Christopher Shinn knows how to make the most of very little.
In his dark and gripping drama “Dying City,” the openly gay playwright and Pulitzer Prize finalist needs only two actors, three characters and a sparse stage to tackle issues such as loss, grief and identity in the shadows of war.
“I wanted the play to be really primal and I thought that two actors on a relatively bare stage was about as primal as you can get,” he said. “I wanted a play that would strip away any ability to distract the audience and get off the main track. Let me put one man and one woman on a basically bare stage and really stay in the intensity of that kind of showdown.”
The drama in “Dying City” revolves around Peter and Kelly, played by Nathan Emmons and Pamela Sabaugh, respectively. Both are trying to cope and move on after the loss of Craig, Kelly’s husband and Peter’s twin brother, who died fighting in Iraq.
Shinn said that while the Iraq War is the catalyst for the drama in “Dying City,” the play isn’t meant as a commentary on the war.
“I don’t believe in making political statements in art,” he said. “I think art has a place in exploring the political, but first and foremost I wanted to reveal people in all their depth and complexity.”
And there is enough complexity to go around. Emmons plays both Peter, who is gay, and Craig (in flashbacks) in “Dying City.” Shinn said that having identical twins of differing sexuality adds to the hard questions about truth and identity in the play.
“I think it’s interesting when you think of identical twins because, particularly with gay people, there’s a lot of speculation on what causes homosexuality,” he said. “Is it genetic? Is it physiological or hormonal? Does it have to do with early childhood experiences? Most studies done of identical twins show that they share the same sexuality about 50 percent of the time. You can look at it two ways. It would seem that maybe there is a genetic component at least in half the cases. But in the other half, you can’t explain the different sexualities based on what people are born with. I think that really raises fascinating questions about what human sexuality is. My interest in the human psyche and looking at identical twins is an interesting way to ask how are we the same and how are we different based on the experiences we go through.”
“Dying City” is just the latest in the OBIE award-winning playwright’s repertoire of tales of secrecy and tragedy, which Shinn said are universal to the human experience.
“Everybody has secrets,” he said. “There’s no way to get through life without experiencing loss. Those are two things that only reoccur [in my work] only because they are so prominent in the lives of every human being.”

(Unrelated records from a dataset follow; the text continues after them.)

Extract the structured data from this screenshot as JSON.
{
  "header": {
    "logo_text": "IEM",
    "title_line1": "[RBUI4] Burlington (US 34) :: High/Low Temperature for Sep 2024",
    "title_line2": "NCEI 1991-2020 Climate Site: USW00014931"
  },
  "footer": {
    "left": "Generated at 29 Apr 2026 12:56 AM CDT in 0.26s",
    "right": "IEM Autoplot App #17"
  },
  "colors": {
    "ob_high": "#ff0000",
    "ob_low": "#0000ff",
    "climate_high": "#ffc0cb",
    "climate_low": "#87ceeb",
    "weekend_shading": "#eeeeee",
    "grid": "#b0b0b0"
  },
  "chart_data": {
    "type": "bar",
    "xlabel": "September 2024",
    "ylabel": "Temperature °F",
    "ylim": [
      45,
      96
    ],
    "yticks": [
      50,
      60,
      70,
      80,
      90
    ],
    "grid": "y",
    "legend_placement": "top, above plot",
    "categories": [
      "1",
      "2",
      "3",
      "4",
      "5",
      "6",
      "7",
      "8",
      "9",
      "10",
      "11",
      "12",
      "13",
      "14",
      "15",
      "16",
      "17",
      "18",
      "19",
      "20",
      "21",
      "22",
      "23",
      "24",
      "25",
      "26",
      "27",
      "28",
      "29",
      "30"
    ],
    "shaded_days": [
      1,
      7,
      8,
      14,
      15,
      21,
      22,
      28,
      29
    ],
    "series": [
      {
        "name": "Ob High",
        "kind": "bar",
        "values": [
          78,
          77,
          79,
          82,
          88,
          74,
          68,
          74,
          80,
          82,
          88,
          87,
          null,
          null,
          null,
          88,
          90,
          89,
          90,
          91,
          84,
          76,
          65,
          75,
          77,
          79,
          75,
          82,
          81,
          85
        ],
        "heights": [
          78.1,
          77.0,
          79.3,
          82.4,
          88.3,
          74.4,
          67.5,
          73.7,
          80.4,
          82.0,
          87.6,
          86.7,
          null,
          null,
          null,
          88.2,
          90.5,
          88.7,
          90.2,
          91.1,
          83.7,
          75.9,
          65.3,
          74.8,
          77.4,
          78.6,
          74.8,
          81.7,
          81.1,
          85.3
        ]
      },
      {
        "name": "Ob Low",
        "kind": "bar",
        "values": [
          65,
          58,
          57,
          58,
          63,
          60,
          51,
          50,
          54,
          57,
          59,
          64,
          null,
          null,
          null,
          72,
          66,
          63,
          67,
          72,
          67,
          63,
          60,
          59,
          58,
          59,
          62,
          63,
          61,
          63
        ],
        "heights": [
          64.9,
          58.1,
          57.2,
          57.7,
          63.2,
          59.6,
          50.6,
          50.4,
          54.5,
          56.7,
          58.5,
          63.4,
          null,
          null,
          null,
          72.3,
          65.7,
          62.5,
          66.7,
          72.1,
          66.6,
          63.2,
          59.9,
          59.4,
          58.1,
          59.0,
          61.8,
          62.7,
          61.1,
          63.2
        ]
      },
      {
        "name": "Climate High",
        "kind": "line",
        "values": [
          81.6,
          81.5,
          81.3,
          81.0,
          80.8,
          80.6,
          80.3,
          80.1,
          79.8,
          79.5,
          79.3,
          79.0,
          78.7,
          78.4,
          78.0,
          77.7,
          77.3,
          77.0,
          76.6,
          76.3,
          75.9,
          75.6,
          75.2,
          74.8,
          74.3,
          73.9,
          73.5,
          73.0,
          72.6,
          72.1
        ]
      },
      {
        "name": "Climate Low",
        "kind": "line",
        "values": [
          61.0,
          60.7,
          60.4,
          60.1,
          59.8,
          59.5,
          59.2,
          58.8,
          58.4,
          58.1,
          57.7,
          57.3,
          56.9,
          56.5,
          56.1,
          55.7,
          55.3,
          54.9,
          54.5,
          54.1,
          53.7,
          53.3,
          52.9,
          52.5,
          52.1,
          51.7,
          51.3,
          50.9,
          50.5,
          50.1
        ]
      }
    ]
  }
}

Shinn added that while his stories and plays are in no way based on his own life, they do emanate from his “unconscious.”
“I just try to remain open to whatever is happening inside of me,” he said of his inspiration. “That doesn’t feel like it comes from me or certainly anything deliberate on my part. And once that starts happening, I just try to make more and more space for it to happen of its own accord. Then I just try to pay attention to it. There’s very little that’s autobiographical, but there’s no way to write outside of your own experience. Everything I write comes from inside of me. I think it’s the only authentic way to do it. I think that every character in every play I’ve written represents a part of me.”